続、7月でした。

 続、と聞くとやっぱり思い描くのは「続・○○夫人」じゃないかな。とても良い。


個人授業プライベイトレッスン的な展開はしないからね」


 という掴みから今回は『自動販売機まで歩く。』の分析を部長とでしていこう。


「ないからね」



 『自動販売機まで歩く。』はもう消してしまったが、習作集の中で『ポストまで歩く。』として最初は書いたものだ。


「なるほど。まずは骨組みが出来てたから、細かい所に手が回ったって感じかな」

「そうですね。あと修正前に天川賞経由で読んだ作品から感じた『描写』ってこうかな? みたなのを試してみたらうまくハマったと言うか」


 ポストから、自動販売機に行き先が変わった事で大幅に修正した部分は、もちろんある。

 ポストでは、文通、入試願書など郵便物をアイテムにストーリーを進めた。この辺りは素人なりにまあまあ良い。

 反面、郵便バイクにも採用されるスーパーカブを出したあたりで増やし過ぎた感が出てしまい。

 さらにそのスーパーカブに乗ってラスト、「手紙でもひとつ書いてみようか」なあんて、ちょっとポジティブな感じにしちゃったのは個人的には良くない。


「暗くしたいわけじゃないんですけどね。含みを持たすっていうか、文芸ちっくなラストってあるじゃないですか」

「ふふっ、文芸ちっく」


 部長が可笑しそうに言って口元に手を添える。

 これは揶揄ではなくて、まだ文芸を真似ているだけなんだと常々思っている。なのでそれっぽいラストは見様見真似ながらも気を配り、最後に丁寧に句点を打つ。


「そういえば、句点が入ると怒ってるみたいだから絵文字、とかって話が一時期ありましたね」

「あーあったね。可愛いのにね、ちっちゃい丸が転がっててね」


 可愛いかどうかはちょっとアレだけど。「ピリオドをうつ」みたいな表現もあるくらいだし、小さく丸で結ぶ行為そのものが、すごく良い。と思うんだけどなぁ、と勿体ぶって回を分けた割に、字数が進まずこぼれ話挿入。


 さて、自動販売機に行き先が変わった事、これはこの作品と相性の良い結果となった、と言うか幸せな偶然を生んだのだと思う。

 今も耳に残る飲料メーカーのCM、一枚だけの硬貨やプルトップなどのアイテム。

 そういえば、プルトップって昔は缶から外れたんだよね。それを指輪みたいにはめたり、紐を通して首から下げたり。

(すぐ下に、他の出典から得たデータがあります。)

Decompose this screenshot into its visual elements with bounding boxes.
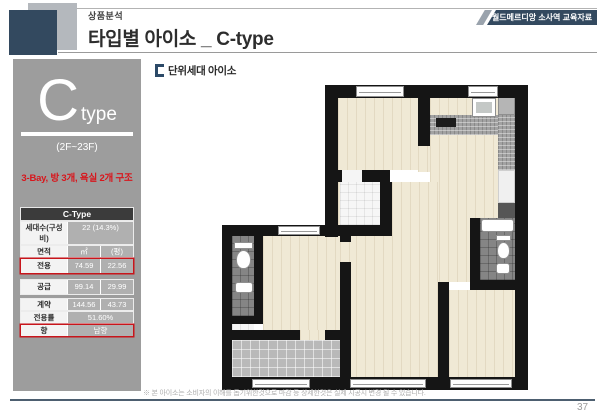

「硬貨投入口に入れて、返却レバーをカシャカシャやったら100円玉に変わらないかなぁ、なんてね」

「そうそう、でも聞こえてくるのはプルトップの落ちる軽い音だけで」


 という様々なノスタルジーを、普遍的な田舎の風景にたっぷり込め。ジュースの種類、順番にもちょっと拘った。

 

 あと、このあたりから携帯端末の文章読み上げ機能を使って、耳で確認する作業を取り入れ始めた。

 誤字脱字、読点の位置とバランス、変な言い回し。特に、スマホで書いてるのだが、エンターの上が削除で、よく「は」とか「が」とか気づかず消しちゃってる。そんなところを見つけるのに、読み上げは個人的には欠かせない作業だ。

 また耳で聞くと、目で追うのとは違う文章のリズムを感じられると思う。


「文節が五とか七に収まると気持ち良いんですよ」


 『夏の思い出』で言うと初っ端からこうだ。

 かさかさと(五)葉擦れと蝉の(七)鳴き声が(五)

 とか、いつかの夏の(七)青時雨。(五)

 さらに、わたしは雨が(七)好きだった。(五)

 などなど。


「交通標語かな?」


 ぐさり。最近はそれに流されて、しつこくなりがちなので気をつけなければいけない。


「そういえば。書けないって言う割にイマジナリー文芸部も一万文字超えたね」

「イマジナリー部長とイマジナリー部員の皆さんのおかげです······ああ、フリですね?」


 眼鏡の奥で、三日月みたいに目だけで笑う部長に向かって、軽く咳払いをひとつ。


「どうしてこんなに協力してくれるんですか?」

「ふふっ、なんででしょう?」


 そう言って、部長はスカートをひらり翻し、イマジナリー部室を後にする。

 

 ひとり残された部室には、青い風に吹かれて揺れる言の葉の、かさかさ言う音だけが聞こえるようだった。


 ツンデレムーブを自重しつつ、文芸ちっくなエンディング。さすがは部長、とても良い。